L'escroquerie gagne du terrain partout; Les gros escroquent les petits et les petits escroquent les plus petits. Ca s'appelle plus escroquerie ça s'appelle"travailler". L'Amérique a décidément des pieds d'argile. Elle a des systèmes de survie, pour se rétablir : sa créativité. Mais je prévois toujours l'éclatement des Etats Unis pour dans 20 ans. L'Espagnol se parle couramment à NY et les hispaniques ne veulent pas perdre leurs racines. Ils se baladent avec des Walkmans diffusant de la musique espagnole.

Gugenheim
Je ne veux pas être méchant, mais je trouve qu'aucune des deux expos n'avaient un vrai souffle. L'expo up town faisait "carte postale consécratoire" et
"down town " avant garde réchauffée et architecture semi-désuète. Au fond les architectes me font suer. La seule architecture valable est celle qui est réaliste et qui s'occupe des besoins et non pas de l'ego de l'architecte qui lui s'embarque toujours dans de l'inutile couteux.

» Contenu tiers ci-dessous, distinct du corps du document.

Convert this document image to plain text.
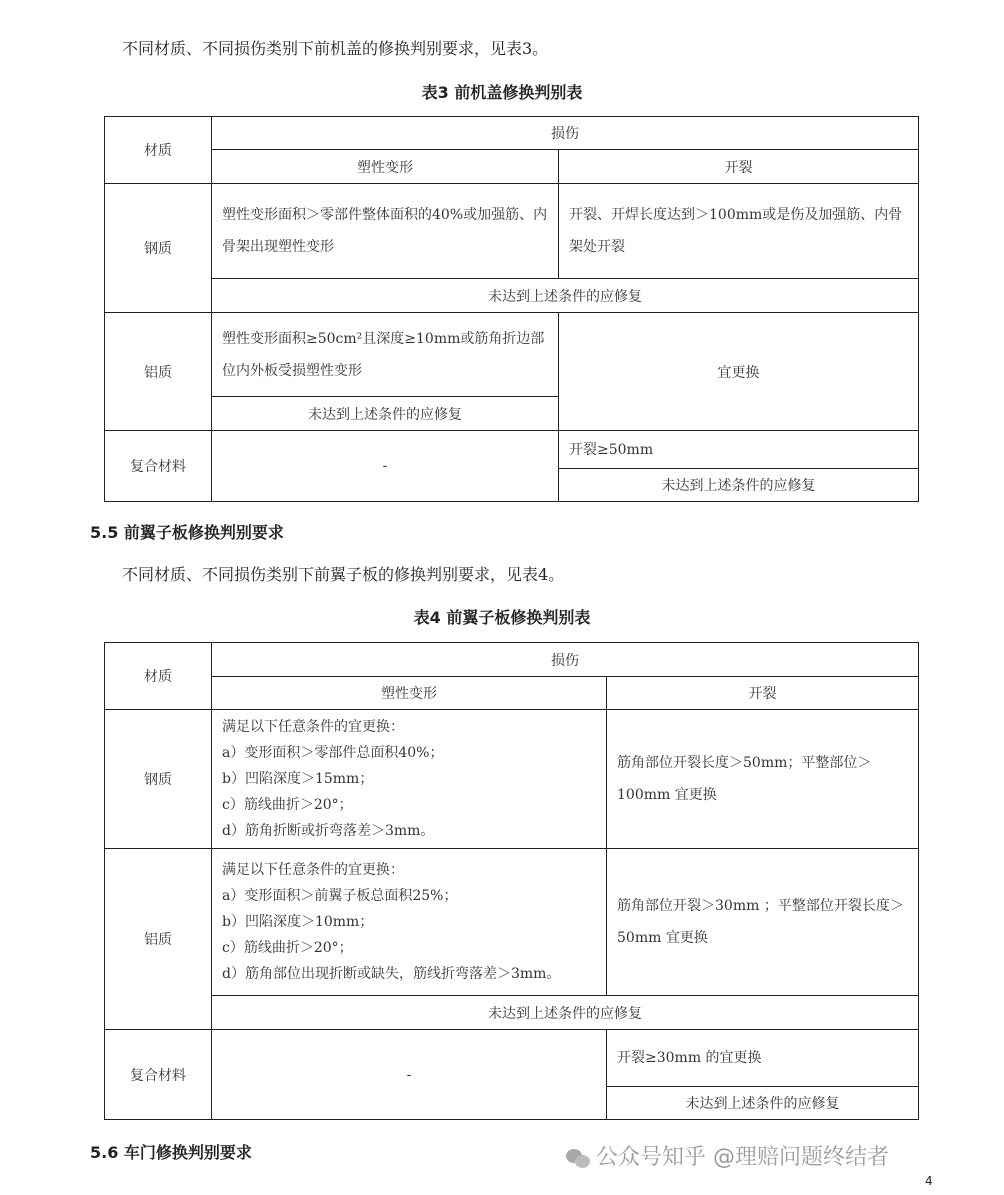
不同材质、不同损伤类别下前机盖的修换判别要求，见表3。
表3 前机盖修换判别表
材质	损伤	
	塑性变形	开裂
钢质	塑性变形面积＞零部件整体面积的40%或加强筋、内骨架出现塑性变形	开裂、开焊长度达到＞100mm或是伤及加强筋、内骨架处开裂
	未达到上述条件的应修复	
铝质	塑性变形面积≥50cm²且深度≥10mm或筋角折边部位内外板受损塑性变形	宜更换
	未达到上述条件的应修复	
复合材料	-	开裂≥50mm
		未达到上述条件的应修复
5.5 前翼子板修换判别要求
不同材质、不同损伤类别下前翼子板的修换判别要求，见表4。
表4 前翼子板修换判别表
材质	损伤	
	塑性变形	开裂
钢质	满足以下任意条件的宜更换：
a）变形面积＞零部件总面积40%；
b）凹陷深度＞15mm；
c）筋线曲折＞20°；
d）筋角折断或折弯落差＞3mm。	筋角部位开裂长度＞50mm；平整部位＞100mm 宜更换
铝质	满足以下任意条件的宜更换：
a）变形面积＞前翼子板总面积25%；
b）凹陷深度＞10mm；
c）筋线曲折＞20°；
d）筋角部位出现折断或缺失，筋线折弯落差＞3mm。	筋角部位开裂＞30mm ；平整部位开裂长度＞50mm 宜更换
	未达到上述条件的应修复	
复合材料	-	开裂≥30mm 的宜更换
		未达到上述条件的应修复
5.6 车门修换判别要求	公众号知乎 @理赔问题终结者
4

Aéroport de New York. Mes bagages, comme d'habitude, se sont perdus et je les attends pendant une demi-heure. Pendant ce temps le taxi m'attend.

New York
Chose étonnante : on trouve Flash Art dans tous les kiosques.

New York
Le pouvoir des médias n'est pas une illusion mais une réalité. Ici les gens pensent ce que la télé leur dit de penser, tous sans exception et ils usent même du même vocabulaire. Ca m'impressionne.